We have proceeded on the inference that my great great great grandfather was Sylvester of Virginia. Now we are beginning to have doubt. Information from a relative shows that the name could have been William not Sylvester. If this is correct, we will have to return as we have been looking for the line of the person named Sylvester Jr.

What seemed so easy has now become difficult. It is frustrating to again be dragged back in time to a point not much further than what we knew by word of mouth at the very beginning. There is a William with a son named John who is about the correct age to be John Calvin, my great great grandfather. Is this John  my ancestor? It becomes very confusing. But there is little point in searching at all if we do not follow the trail to the correct conclusion. It is almost like a maze, trying path after path to search for the one that is correct.

Information arrived from my mother with other history about the family. Most of this genealogy, however, seems to center around other people and names other than Adams. My great great grandmother, the wife of John Calvin, was named Harriet Houston.
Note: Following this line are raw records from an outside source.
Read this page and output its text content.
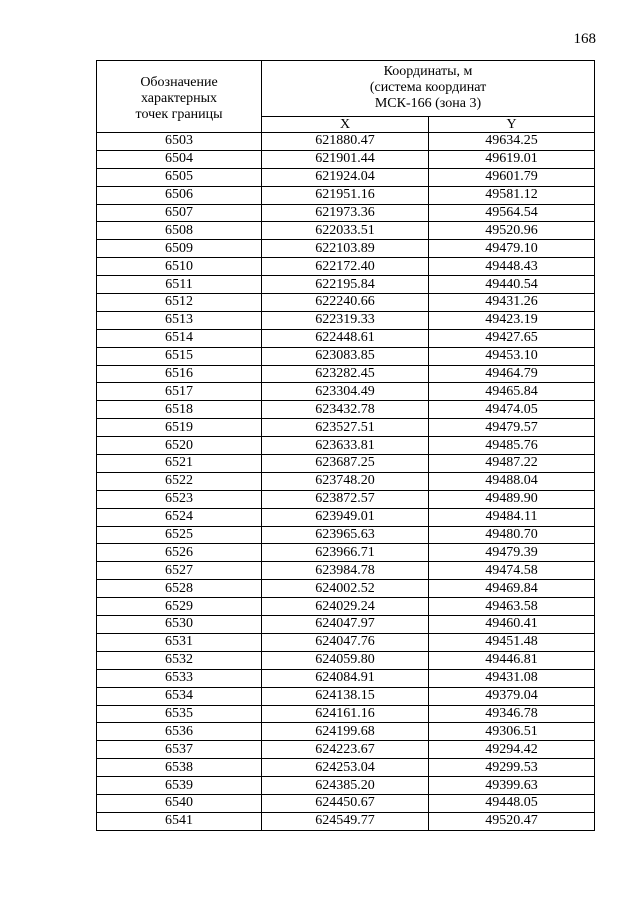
168
Обозначение
характерных
точек границы	Координаты, м
(система координат
МСК-166 (зона 3)	

	X	Y
6503	621880.47	49634.25
6504	621901.44	49619.01
6505	621924.04	49601.79
6506	621951.16	49581.12
6507	621973.36	49564.54
6508	622033.51	49520.96
6509	622103.89	49479.10
6510	622172.40	49448.43
6511	622195.84	49440.54
6512	622240.66	49431.26
6513	622319.33	49423.19
6514	622448.61	49427.65
6515	623083.85	49453.10
6516	623282.45	49464.79
6517	623304.49	49465.84
6518	623432.78	49474.05
6519	623527.51	49479.57
6520	623633.81	49485.76
6521	623687.25	49487.22
6522	623748.20	49488.04
6523	623872.57	49489.90
6524	623949.01	49484.11
6525	623965.63	49480.70
6526	623966.71	49479.39
6527	623984.78	49474.58
6528	624002.52	49469.84
6529	624029.24	49463.58
6530	624047.97	49460.41
6531	624047.76	49451.48
6532	624059.80	49446.81
6533	624084.91	49431.08
6534	624138.15	49379.04
6535	624161.16	49346.78
6536	624199.68	49306.51
6537	624223.67	49294.42
6538	624253.04	49299.53
6539	624385.20	49399.63
6540	624450.67	49448.05
6541	624549.77	49520.47
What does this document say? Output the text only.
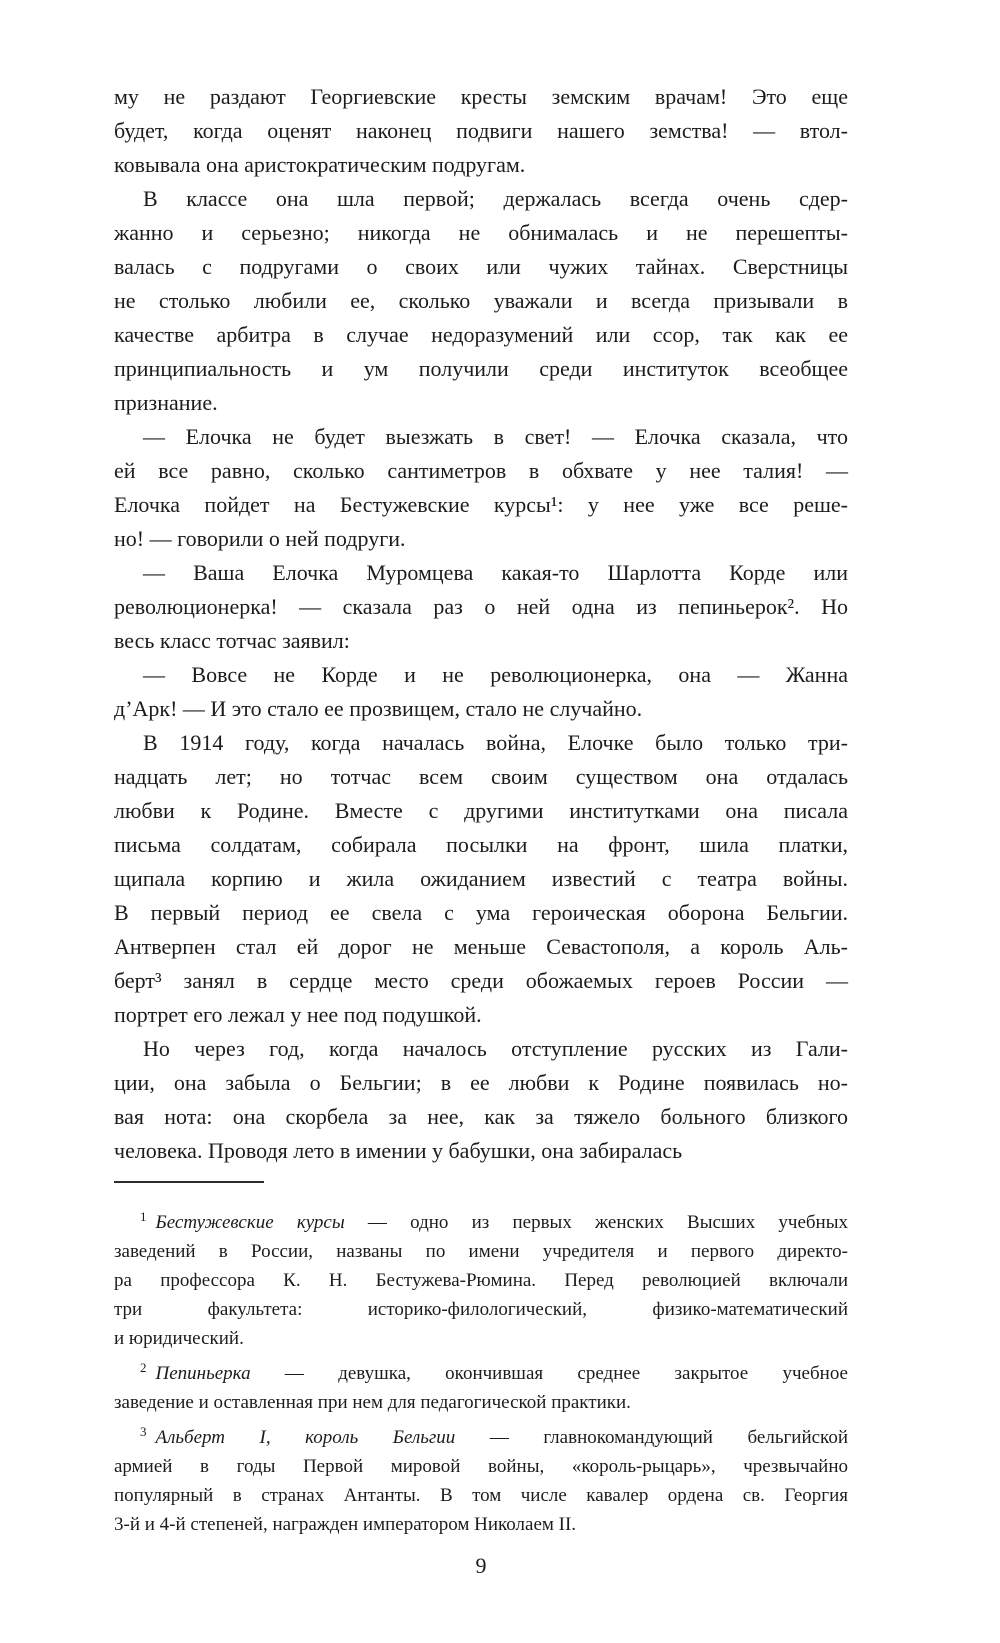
му не раздают Георгиевские кресты земским врачам! Это еще
будет, когда оценят наконец подвиги нашего земства! — втол-
ковывала она аристократическим подругам.
В классе она шла первой; держалась всегда очень сдер-
жанно и серьезно; никогда не обнималась и не перешепты-
валась с подругами о своих или чужих тайнах. Сверстницы
не столько любили ее, сколько уважали и всегда призывали в
качестве арбитра в случае недоразумений или ссор, так как ее
принципиальность и ум получили среди институток всеобщее
признание.
— Елочка не будет выезжать в свет! — Елочка сказала, что
ей все равно, сколько сантиметров в обхвате у нее талия! —
Елочка пойдет на Бестужевские курсы¹: у нее уже все реше-
но! — говорили о ней подруги.
— Ваша Елочка Муромцева какая-то Шарлотта Корде или
революционерка! — сказала раз о ней одна из пепиньерок². Но
весь класс тотчас заявил:
— Вовсе не Корде и не революционерка, она — Жанна
д’Арк! — И это стало ее прозвищем, стало не случайно.
В 1914 году, когда началась война, Елочке было только три-
надцать лет; но тотчас всем своим существом она отдалась
любви к Родине. Вместе с другими институтками она писала
письма солдатам, собирала посылки на фронт, шила платки,
щипала корпию и жила ожиданием известий с театра войны.
В первый период ее свела с ума героическая оборона Бельгии.
Антверпен стал ей дорог не меньше Севастополя, а король Аль-
берт³ занял в сердце место среди обожаемых героев России —
портрет его лежал у нее под подушкой.
Но через год, когда началось отступление русских из Гали-
ции, она забыла о Бельгии; в ее любви к Родине появилась но-
вая нота: она скорбела за нее, как за тяжело больного близкого
человека. Проводя лето в имении у бабушки, она забиралась
1 Бестужевские курсы — одно из первых женских Высших учебных
заведений в России, названы по имени учредителя и первого директо-
ра профессора К. Н. Бестужева-Рюмина. Перед революцией включали
три факультета: историко-филологический, физико-математический
и юридический.
2 Пепиньерка — девушка, окончившая среднее закрытое учебное
заведение и оставленная при нем для педагогической практики.
3 Альберт I, король Бельгии — главнокомандующий бельгийской
армией в годы Первой мировой войны, «король-рыцарь», чрезвычайно
популярный в странах Антанты. В том числе кавалер ордена св. Георгия
3-й и 4-й степеней, награжден императором Николаем II.
9
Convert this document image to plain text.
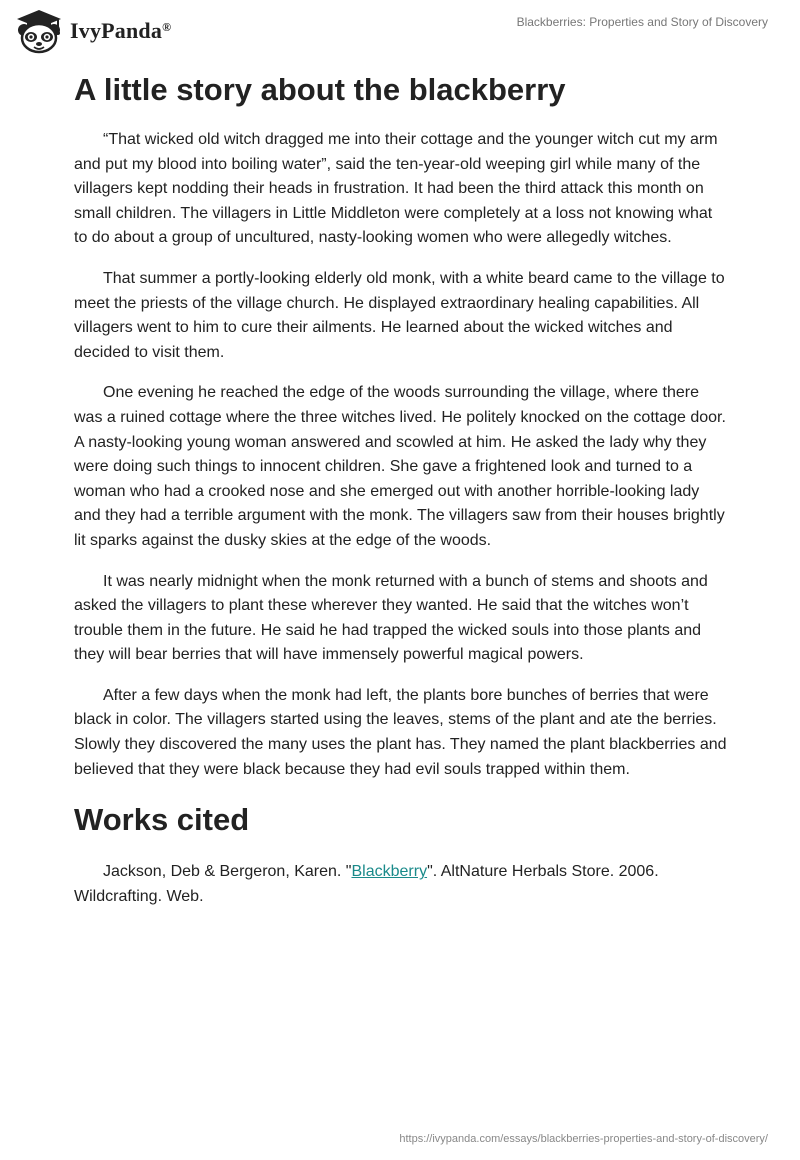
IvyPanda®	Blackberries: Properties and Story of Discovery
A little story about the blackberry

“That wicked old witch dragged me into their cottage and the younger witch cut my arm and put my blood into boiling water”, said the ten-year-old weeping girl while many of the villagers kept nodding their heads in frustration. It had been the third attack this month on small children. The villagers in Little Middleton were completely at a loss not knowing what to do about a group of uncultured, nasty-looking women who were allegedly witches.

That summer a portly-looking elderly old monk, with a white beard came to the village to meet the priests of the village church. He displayed extraordinary healing capabilities. All villagers went to him to cure their ailments. He learned about the wicked witches and decided to visit them.

One evening he reached the edge of the woods surrounding the village, where there was a ruined cottage where the three witches lived. He politely knocked on the cottage door. A nasty-looking young woman answered and scowled at him. He asked the lady why they were doing such things to innocent children. She gave a frightened look and turned to a woman who had a crooked nose and she emerged out with another horrible-looking lady and they had a terrible argument with the monk. The villagers saw from their houses brightly lit sparks against the dusky skies at the edge of the woods.

It was nearly midnight when the monk returned with a bunch of stems and shoots and asked the villagers to plant these wherever they wanted. He said that the witches won’t trouble them in the future. He said he had trapped the wicked souls into those plants and they will bear berries that will have immensely powerful magical powers.

After a few days when the monk had left, the plants bore bunches of berries that were black in color. The villagers started using the leaves, stems of the plant and ate the berries. Slowly they discovered the many uses the plant has. They named the plant blackberries and believed that they were black because they had evil souls trapped within them.

Works cited

Jackson, Deb & Bergeron, Karen. "Blackberry". AltNature Herbals Store. 2006. Wildcrafting. Web.

https://ivypanda.com/essays/blackberries-properties-and-story-of-discovery/
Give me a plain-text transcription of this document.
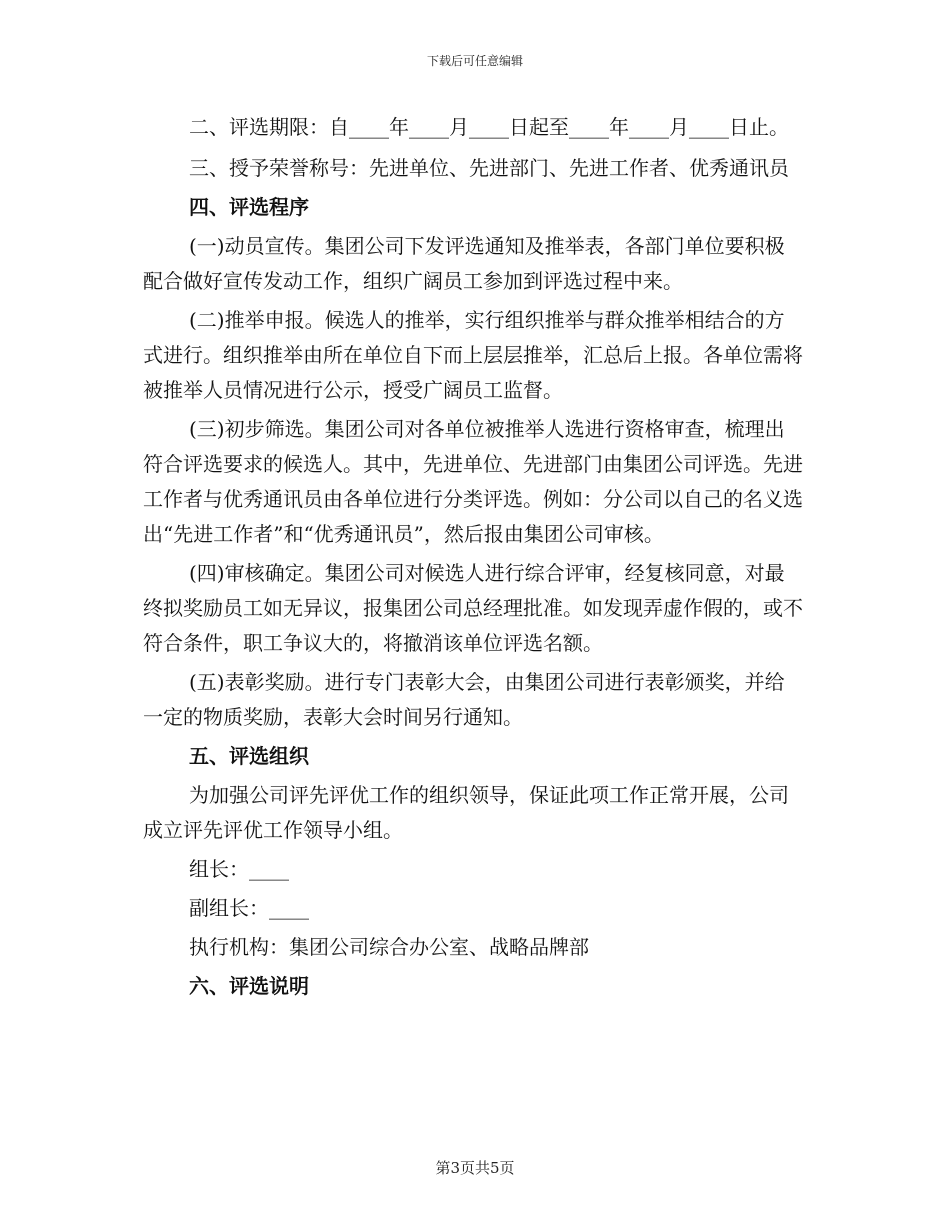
下载后可任意编辑

二、评选期限：自____年____月____日起至____年____月____日止。

三、授予荣誉称号：先进单位、先进部门、先进工作者、优秀通讯员

四、评选程序

(一)动员宣传。集团公司下发评选通知及推举表，各部门单位要积极配合做好宣传发动工作，组织广阔员工参加到评选过程中来。

(二)推举申报。候选人的推举，实行组织推举与群众推举相结合的方式进行。组织推举由所在单位自下而上层层推举，汇总后上报。各单位需将被推举人员情况进行公示，授受广阔员工监督。

(三)初步筛选。集团公司对各单位被推举人选进行资格审查，梳理出符合评选要求的候选人。其中，先进单位、先进部门由集团公司评选。先进工作者与优秀通讯员由各单位进行分类评选。例如：分公司以自己的名义选出“先进工作者”和“优秀通讯员”，然后报由集团公司审核。

(四)审核确定。集团公司对候选人进行综合评审，经复核同意，对最终拟奖励员工如无异议，报集团公司总经理批准。如发现弄虚作假的，或不符合条件，职工争议大的，将撤消该单位评选名额。

(五)表彰奖励。进行专门表彰大会，由集团公司进行表彰颁奖，并给一定的物质奖励，表彰大会时间另行通知。

五、评选组织

为加强公司评先评优工作的组织领导，保证此项工作正常开展，公司成立评先评优工作领导小组。

组长：____

副组长：____

执行机构：集团公司综合办公室、战略品牌部

六、评选说明

第3页共5页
Interestingly, there is also a county named Houston. A check of the record shows that it was named after the legendary Sam Houston of Tennessee and Texas.  Harriet's genetic trail, however, leads to a Henry Houston from North Carolina whose mother was named Anna.  Another story for another time.

My grandmother’s genealogical lineage is also another story. She was a Boyd, another very old name. The genealogy of her family appears to go at least all the way back to Thomas Boyd of Scotland. This confirms the Celtic connection of the family that I have always wondered about. There is an article from a history book tracing the family, and one cousin has confirmed it with a check of the census records. 

Two of three Boyd brothers came to America in the middle of the 17th century. They fought in the American Revolution as Virginia militia. After the war, soldiers were rewarded with land grants of up to100 acres. My ancestor moved to Ohio with his wife and 10 children. Later he came down the Cumberland River to settle in middle Tennessee with other relatives in the area. My grandmother's ancestors descended from this same line.

And so, I partly know where my lineage is from, yet I have not yet found the source, the Adams family. My in-law will spend the day at the records center looking for clues to point us in the right direction. How fortunate I am to have someone to help who knows what he is doing. The search continues.  I am anxious to see what it shows.